Gilmore, the drummer, is the obvious heart of the band. He plays with his eyes closed and his mouth tight and all of the motion comes from small flicks in his wrist. Never too snare heavy, he drives the songs forward no matter the style — although his samba is particularly thrilling. He’s played drums all across the country, but landed in Tucson for the music environment.
“It’s not as much cutthroat,” Gilmore said. “We can all intermingle.”
As an unashamed fangirl of all things female bassist, I came in with a slight bias and left convinced that girls really do it better. Matsumoto held the band steady with funky bass lines and ripped through solos, making the audience stare in awe at the normally talked-over lower notes. Her long black hair was parted in two in front of her and it moved as her fingers found their home on the long neck of her bass.

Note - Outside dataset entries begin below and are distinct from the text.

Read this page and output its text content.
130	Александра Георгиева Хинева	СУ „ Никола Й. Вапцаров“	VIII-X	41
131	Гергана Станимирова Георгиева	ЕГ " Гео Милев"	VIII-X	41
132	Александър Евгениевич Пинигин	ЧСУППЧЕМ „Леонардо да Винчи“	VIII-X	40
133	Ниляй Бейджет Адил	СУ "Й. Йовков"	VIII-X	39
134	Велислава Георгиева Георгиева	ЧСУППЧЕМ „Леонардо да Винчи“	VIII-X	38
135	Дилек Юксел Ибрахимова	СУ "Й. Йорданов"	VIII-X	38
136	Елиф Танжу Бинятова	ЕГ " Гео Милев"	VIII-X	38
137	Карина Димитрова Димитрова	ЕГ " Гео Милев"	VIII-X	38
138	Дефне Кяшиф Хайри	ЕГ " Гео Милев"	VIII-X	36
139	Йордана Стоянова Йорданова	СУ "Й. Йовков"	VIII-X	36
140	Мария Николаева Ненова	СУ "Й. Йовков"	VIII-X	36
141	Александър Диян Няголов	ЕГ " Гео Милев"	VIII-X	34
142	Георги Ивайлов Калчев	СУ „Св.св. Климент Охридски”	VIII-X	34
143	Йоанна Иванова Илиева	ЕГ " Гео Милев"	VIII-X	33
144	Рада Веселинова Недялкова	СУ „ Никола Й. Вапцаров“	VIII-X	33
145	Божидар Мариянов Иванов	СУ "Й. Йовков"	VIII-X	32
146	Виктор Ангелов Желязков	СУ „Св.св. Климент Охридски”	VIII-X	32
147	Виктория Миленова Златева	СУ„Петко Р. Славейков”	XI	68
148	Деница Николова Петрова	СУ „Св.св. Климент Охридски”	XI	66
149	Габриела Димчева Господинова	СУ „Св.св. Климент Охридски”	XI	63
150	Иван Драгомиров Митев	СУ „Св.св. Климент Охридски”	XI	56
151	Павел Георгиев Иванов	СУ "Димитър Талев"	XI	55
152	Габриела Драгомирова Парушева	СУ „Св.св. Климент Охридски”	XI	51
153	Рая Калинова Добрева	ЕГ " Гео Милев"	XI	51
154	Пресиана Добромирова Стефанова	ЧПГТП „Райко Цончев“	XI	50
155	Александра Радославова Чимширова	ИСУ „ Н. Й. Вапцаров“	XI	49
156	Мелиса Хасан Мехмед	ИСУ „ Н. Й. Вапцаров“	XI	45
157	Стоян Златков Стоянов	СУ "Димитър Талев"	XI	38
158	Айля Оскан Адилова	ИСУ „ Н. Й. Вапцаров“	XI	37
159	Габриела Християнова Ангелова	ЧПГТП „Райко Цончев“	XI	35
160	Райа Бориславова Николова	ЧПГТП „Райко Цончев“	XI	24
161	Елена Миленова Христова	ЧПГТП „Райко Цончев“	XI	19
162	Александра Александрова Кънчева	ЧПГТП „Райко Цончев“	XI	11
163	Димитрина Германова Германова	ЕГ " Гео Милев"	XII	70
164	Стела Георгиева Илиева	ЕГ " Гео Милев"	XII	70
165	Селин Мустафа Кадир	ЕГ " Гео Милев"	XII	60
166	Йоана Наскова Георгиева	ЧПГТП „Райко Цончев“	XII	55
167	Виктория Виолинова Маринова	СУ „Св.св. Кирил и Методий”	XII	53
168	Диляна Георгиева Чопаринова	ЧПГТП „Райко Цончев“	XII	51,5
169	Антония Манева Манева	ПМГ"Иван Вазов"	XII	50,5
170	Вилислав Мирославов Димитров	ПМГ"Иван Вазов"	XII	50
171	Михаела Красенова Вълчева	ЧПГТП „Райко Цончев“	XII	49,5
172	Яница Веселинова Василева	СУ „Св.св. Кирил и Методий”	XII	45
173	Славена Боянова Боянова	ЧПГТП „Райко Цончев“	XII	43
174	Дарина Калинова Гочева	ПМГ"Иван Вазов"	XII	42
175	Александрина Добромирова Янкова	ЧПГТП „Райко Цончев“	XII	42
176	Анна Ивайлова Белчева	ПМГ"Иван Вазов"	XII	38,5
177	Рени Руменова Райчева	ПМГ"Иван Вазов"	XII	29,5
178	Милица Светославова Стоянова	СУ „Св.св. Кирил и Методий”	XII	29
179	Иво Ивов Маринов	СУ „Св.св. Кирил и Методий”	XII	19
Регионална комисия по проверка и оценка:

Matsumoto confidently said her favorite of the Trio’s genres is “anything funky.”
Arciuolo isn’t a member of the band, but you wouldn’t be able to tell that from watching. He actively plays in each song, moving up to the higher notes on his tenor saxophone with purpose and ease. He jams with the others as if he has been for years and it sounds as if it belongs with the Trio.
Natanya Siegel, who has been coming to hear the live music at Boondocks for years, said the reasoning behind their flow is simple.
“There’s only one band in Tucson,” Siegel said. “Everyone tries to help each other out.”
The audience sits at the wooden tables or stands at the bars that surround the checkered dance floor and greet everyone who walks in the door like they’ve known each other for a lifetime — because they have.
“It’s like a family here,” said Tom Russ, who says he’s seen the Bryan Dean Trio hundreds of times.
His wife, Barbara Russ, said there’s one thing that keeps everyone coming back to the Bryan Dean Trio: “They jam and it’s different every time.”
“It makes you wonder why some people make it big and others don’t,” Tom Russ said. And it does.